Hier nun kommt der skrupellose Privatdetektiv Armindale ins Spiel. Dieser war vom alten de Burgh beauftragt worden, den Tod seines Sohnes aufzuklären. Alle Spuren führen zu Havisham, allerdings ohne Beweise. Doch de Burgh stirbt und so tut sich Armindale nun mit Isobel zusammen. Armindale aus reinem Profitinteresse, während Isobel mitbekommen hatte, daß sich Havisham aus seiner Hörigkeit hat lösen können. Getrieben von Haß und Herrschsucht zeigt sie zunächst Bakers Sohn wegen Homosexualität an. Das war damals ein schweres Verbrechen. Meredith Baker bekommt Isobels Lügen und Halbwahrheiten zu spüren. Für Isobel ist es unvorstellbar, daß sich Menschen wirklich inniglich lieben können. Sie will also Havisham und Meredith voneinander trennen. Und um ihr Vernichtungswerk zu krönen, zeigt sie schließlich ihren eigenen Ehemann wegen Mordverdachts an.
Ob und wie sich die beiden Paare Cathy und Aaron und Horace und Meredith aus ihren jeweils äußerst mißlichen Notlagen, es geht ja wahrlich um Leben oder Tod, befreien können, das soll nicht verraten werden. Aber da Eva-Ruth Landys eine Trilogie angekündigt hat, dürften die Abenteuer der beiden Liebespaare noch nicht beendet sein und wohl auch nicht die Intrigen der rachsüchtigen Isobel und ihres neuen sado-masochistischen Liebhabers Armindale.
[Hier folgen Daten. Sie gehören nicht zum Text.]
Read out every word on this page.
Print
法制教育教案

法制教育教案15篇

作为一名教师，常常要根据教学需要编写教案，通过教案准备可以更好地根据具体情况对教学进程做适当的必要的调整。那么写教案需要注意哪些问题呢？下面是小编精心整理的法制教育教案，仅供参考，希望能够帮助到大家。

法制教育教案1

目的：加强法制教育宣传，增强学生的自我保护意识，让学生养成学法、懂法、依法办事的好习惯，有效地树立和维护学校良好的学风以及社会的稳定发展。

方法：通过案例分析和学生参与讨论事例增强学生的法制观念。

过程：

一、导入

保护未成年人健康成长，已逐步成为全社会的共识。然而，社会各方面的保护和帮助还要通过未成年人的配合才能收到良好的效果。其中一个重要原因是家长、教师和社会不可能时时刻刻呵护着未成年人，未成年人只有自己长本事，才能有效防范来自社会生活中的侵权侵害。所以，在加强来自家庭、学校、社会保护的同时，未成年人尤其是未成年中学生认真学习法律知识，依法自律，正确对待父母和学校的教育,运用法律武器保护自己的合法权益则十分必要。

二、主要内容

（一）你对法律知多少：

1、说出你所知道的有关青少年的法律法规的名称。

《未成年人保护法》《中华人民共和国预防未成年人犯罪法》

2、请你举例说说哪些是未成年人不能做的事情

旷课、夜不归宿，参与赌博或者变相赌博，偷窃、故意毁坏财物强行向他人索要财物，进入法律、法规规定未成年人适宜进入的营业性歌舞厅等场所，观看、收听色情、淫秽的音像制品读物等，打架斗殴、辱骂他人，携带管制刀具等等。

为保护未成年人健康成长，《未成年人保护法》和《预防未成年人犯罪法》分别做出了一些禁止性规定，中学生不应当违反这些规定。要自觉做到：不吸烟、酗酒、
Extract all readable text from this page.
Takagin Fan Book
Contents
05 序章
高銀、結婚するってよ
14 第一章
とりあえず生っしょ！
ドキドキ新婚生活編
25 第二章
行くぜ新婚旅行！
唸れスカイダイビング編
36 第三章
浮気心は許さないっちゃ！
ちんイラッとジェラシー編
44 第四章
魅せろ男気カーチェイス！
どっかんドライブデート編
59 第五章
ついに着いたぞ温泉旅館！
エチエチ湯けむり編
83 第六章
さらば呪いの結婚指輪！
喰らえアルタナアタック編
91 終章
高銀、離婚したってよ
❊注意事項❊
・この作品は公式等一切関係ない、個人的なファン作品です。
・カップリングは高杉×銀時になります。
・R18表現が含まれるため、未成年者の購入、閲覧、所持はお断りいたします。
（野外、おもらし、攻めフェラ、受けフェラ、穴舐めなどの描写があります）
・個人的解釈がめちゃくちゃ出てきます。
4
Zeugte bereits der erste Roman-Band vom Können der Autorin, so ist über den zweiten zu sagen, daß dieser eine noch reifere Leistung darstellt. Dem Anspruch, einen spannend-erotischen Gesellschaftsroman zu schreiben, wird Eva-Ruth Landys von der ersten bis zur letzten Seite gerecht. Die erotischen Szenen berühren, auch die sado-masochistischen sind gekonnt beschrieben. Die Spannung des gesamten Geschehens läßt nicht nach, egal ob es sich um die Intrigen und den Kriminalfall im Hintergrund handelt. Und nicht zuletzt zeugen die Beschreibungen des Lebens- und Arbeitsalltags der Arbeiter oder der zur Prostitution Frauen vom Erzähltalent der Autorin. Ja, sie stellt Authentizität her.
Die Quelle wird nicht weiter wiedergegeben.